The U.S. Grains Council has confirmed that the sale of U.S. DDGS have slowed down following the Chinese anti-dumping investigation announced at the beginning of the year. “We have also heard that some buyers in China have canceled orders due to the uncertainly of what’s going to happen with the price of DDGS and if there are going to be high tariffs applied or not,” said Rebecca Bratter, USGC director of trade development.

Still, it isn’t yet known exactly how the anti-dumping case will affect the DDGS market and overall supply. Although China was the U.S.’s largest importer of DDGS last year, bringing in a whooping 3.1 million metric tons, there are still many other countries, such as Mexico and Canada, who are buying DDGS as usual. “It’s too early to detect if there’s [going to be] a surplus left in the U.S. and it’s too early to detect whether or not other countries are going to order more,” she said.

According to government data released March 10, 714,000 metric tons of DDGS were exported in January, nearly the same amount as was exported last month. Exports to China dropped by 30 percent, likely due to the anti-dumping investigation, said Geoff Cooper, vice president of research and analysis for the Renewable Fuels Association. That’s 183,000 mt exported in December to 129,000 mt exported in January. On the other hand, exports to Mexico surged 76 percent, offsetting the drop in exports to China.

Bratter also pointed out that this time for exports to China, as the country works through an annual political event. USGS will know more about what’s expected for future exports to China after that concludes, perhaps in early April, she said.

Renewed interest in the topic comes amid news reports that a Chinese animal feed company called on its government to halt the investigation. New Hope Group said recently that the case represents the interests of some Chinese ethanol producers but not the Chinese feed industry and that it has driven up prices on a previously inexpensive product for feed mills.

When asked about the comments made by New Hope Group, Bratter told EPM that USGC didn’t have anything to do with the Chinese company’s comments on the situation and only learned of it when it was reported in the media, the same as everyone else. She didn’t have any additional details about the incident and added that there’s really nothing new to report about the case itself either. “There’s no major development right now, we’re too early,” she said. “We’re just simply working with the industry to make sure that they get the information that they need so that we can just move along the continuum that this case is going to take.”

The undisputable facts of the case are that China’s imports of U.S. DDGS went from virtually zero to the No. 1 importing country in just three years.
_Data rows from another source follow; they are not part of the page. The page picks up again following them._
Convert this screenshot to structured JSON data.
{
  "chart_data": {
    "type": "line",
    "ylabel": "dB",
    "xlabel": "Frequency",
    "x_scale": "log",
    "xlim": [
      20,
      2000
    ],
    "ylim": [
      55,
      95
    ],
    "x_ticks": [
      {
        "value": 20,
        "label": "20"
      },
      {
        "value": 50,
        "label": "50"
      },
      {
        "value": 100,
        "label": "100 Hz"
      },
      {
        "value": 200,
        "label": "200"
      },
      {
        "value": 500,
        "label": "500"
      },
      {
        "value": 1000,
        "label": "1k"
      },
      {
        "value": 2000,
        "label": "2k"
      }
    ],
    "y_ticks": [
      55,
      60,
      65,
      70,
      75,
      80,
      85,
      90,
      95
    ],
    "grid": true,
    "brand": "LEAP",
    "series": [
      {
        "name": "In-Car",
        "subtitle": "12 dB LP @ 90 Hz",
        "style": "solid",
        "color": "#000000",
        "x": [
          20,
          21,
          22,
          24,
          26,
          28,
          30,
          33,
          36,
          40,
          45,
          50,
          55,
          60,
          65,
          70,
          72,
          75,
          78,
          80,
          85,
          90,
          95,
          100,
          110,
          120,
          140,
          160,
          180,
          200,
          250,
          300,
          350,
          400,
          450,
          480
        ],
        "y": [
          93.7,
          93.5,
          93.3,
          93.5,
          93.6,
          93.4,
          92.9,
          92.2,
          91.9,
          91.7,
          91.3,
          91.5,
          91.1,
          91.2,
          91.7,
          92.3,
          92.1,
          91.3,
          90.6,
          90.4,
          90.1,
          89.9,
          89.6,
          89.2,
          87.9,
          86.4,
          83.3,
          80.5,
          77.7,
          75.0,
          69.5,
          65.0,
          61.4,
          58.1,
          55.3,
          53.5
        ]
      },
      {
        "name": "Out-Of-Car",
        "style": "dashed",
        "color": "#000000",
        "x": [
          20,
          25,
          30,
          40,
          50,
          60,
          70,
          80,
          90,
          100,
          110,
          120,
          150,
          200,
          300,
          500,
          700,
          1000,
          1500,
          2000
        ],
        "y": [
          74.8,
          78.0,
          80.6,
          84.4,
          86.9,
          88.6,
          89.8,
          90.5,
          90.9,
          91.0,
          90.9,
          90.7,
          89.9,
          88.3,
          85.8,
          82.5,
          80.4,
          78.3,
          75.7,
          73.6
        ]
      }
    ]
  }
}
In 2009 nearly 600,000 metric tons of DDGS came into China and in 2010 that skyrocketed to 3.2 mmt. Although it’s not part of the DDGS dumping investigation, Chinese corn imports have also increased in the past few years. Up until the last few years the U.S. hadn’t exported any significant amount of corn to China since 1995 and in the last year it exported 1.4 mmt to the country.

To rule against the U.S., China must show evidence that DDGS have been dumped on the Chinese market at prices lower than what other buyers pay, injuring Chinese interests. The decision is expected by the end of 2011, with the possibility of a six month extension.

China has a strong and dynamic economy that recently passed up Japan as the second largest economy in the world, Bratter pointed out. As countries grow and industrialize their ag sector, such as hog or dairy industries, more protein inputs, such as DDGS or corn are needed. From USGC’s point of view, the increases are part of the normal course of trade. “Things changed very fast for China,” she said, “and I think going from a net exporter to a net importer of any product is going to involve a period of adjustment and I think that’s the phase we’re in right now.”

In addition, China and the U.S. have a history of accusing one another of dumping or applying trade safeguards, a punitive tariff that is automatically triggered when imports surge above a specific level. Other recent cases include a U.S. safeguard against China for imported tires and a Chinese dumping case against U.S. poultry. “Unfortunately there is some political tension surrounding the U.S. China trade relationship and that may or may not have had a role here,” she said.

Regardless of whether the DDGS dumping case is a trade growing pain or not, it is a very serious matter. “For the U.S. ethanol industry and for the U.S. grain industry, this could be a major setback,” she said.

NOTE: Data on DDGS export numbers added in the third paragraph.